Even inside a clinical setting such as a hospital or doctor's office, HCV testing is not as emphasized as HIV testing, said Clary. As a result, birth cohort and high-risk patients can often be overlooked. HCV has been regarded as a disease primarily affecting baby-boomers, but alarmingly, the epidemic has flared up in a younger population. In the last few years, the CDC has documented a sharp increase of HCV among young people in rural and suburban areas who inject drugs, Holmberg said.
"I agree with the CDC that screening by birth cohort is necessary and needs to increase," said Gardner. "However, HCV prevalence, while lower in other age groups, is still higher than HIV prevalence in most general U.S. populations. While younger individuals may be less likely to have advanced liver disease, diagnosis and treatment of younger individuals is more likely to prevent ongoing HCV transmission in the community," Gardner said.
Better screening could build a sense of community among HCV-positive individuals, Clary pointed out. For HIV, patient advocates have come together in the last few decades to identify with their status, and this community has emerged as a powerful force supporting funding initiatives, said Clary.
"If we can successfully go out to identify new patients, not only would we be able to help them through the continuum, but we would also be developing a stronger advocacy base to go petition Congress for additional funding," Clary said.
This fiscal year, the CDC was allocated $31.4 million for its entire viral hepatitis department, including hepatitis A, B, C, D and E. By contrast, the CDC was allocated $796.2 million for its HIV-prevention efforts and an additional $363.8 million for HIV surveillance, research and other programs.
The CDC is requesting an additional $31.5 million for viral hepatitis prevention for fiscal year 2016, but even a doubling of the budget would provide resources that pale in comparison to those that have benefited the HIV community. With a bigger budget to codify a care continuum in HCV, fewer patients would be allowed to fall through the cracks, Clary said.

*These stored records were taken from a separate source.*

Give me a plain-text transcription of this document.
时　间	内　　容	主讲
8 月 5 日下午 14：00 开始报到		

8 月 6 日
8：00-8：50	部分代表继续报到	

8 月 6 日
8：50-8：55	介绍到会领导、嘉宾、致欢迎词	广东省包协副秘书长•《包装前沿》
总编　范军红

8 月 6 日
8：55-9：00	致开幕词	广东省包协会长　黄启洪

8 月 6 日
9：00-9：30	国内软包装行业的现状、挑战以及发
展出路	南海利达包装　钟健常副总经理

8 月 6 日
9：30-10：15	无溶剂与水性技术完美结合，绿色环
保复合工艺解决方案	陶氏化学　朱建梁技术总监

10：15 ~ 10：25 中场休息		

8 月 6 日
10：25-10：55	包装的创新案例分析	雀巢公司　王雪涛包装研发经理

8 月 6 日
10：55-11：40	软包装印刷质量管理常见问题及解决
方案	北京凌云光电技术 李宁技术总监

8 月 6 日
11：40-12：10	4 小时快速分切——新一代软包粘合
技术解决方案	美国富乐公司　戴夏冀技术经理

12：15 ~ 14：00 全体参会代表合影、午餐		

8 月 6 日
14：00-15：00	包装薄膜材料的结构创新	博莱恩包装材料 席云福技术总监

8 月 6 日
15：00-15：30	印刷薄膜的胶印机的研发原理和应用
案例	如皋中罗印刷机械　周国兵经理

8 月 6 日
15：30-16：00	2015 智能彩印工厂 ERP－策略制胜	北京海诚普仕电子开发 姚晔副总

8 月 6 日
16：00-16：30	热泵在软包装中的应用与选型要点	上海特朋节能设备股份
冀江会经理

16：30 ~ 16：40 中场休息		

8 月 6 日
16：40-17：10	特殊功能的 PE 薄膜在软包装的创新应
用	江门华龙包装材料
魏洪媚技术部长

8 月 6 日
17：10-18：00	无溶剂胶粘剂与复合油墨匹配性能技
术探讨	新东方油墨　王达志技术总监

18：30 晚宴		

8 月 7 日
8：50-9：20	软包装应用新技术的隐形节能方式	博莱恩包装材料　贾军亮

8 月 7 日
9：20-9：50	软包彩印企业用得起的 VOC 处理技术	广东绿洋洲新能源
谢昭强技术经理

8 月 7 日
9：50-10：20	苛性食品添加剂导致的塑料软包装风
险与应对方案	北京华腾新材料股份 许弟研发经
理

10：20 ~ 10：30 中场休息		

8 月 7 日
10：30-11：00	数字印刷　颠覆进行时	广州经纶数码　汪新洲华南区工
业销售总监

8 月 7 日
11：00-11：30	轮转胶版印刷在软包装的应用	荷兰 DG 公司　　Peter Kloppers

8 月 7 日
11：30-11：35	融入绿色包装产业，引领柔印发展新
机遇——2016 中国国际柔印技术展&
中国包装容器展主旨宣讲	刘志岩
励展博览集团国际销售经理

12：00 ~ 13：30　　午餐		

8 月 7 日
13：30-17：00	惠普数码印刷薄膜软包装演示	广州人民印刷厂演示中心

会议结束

The tide may be turning for HCV. A new class of antiretroviral drugs has revolutionized treatment -- partially because of its incredible cure rate, and partially because of its eye-popping price tag. These drugs have been steeped in controversy because of the extraordinary cost -- up to $95,000 per course of treatment -- which has prompted insurance companies to deny coverage to many patients. Recent media attention on these pricey drugs has illuminated the fact that most HCV patients remain unaware of their status -- making them perfect candidates for step 1 of a codified care continuum.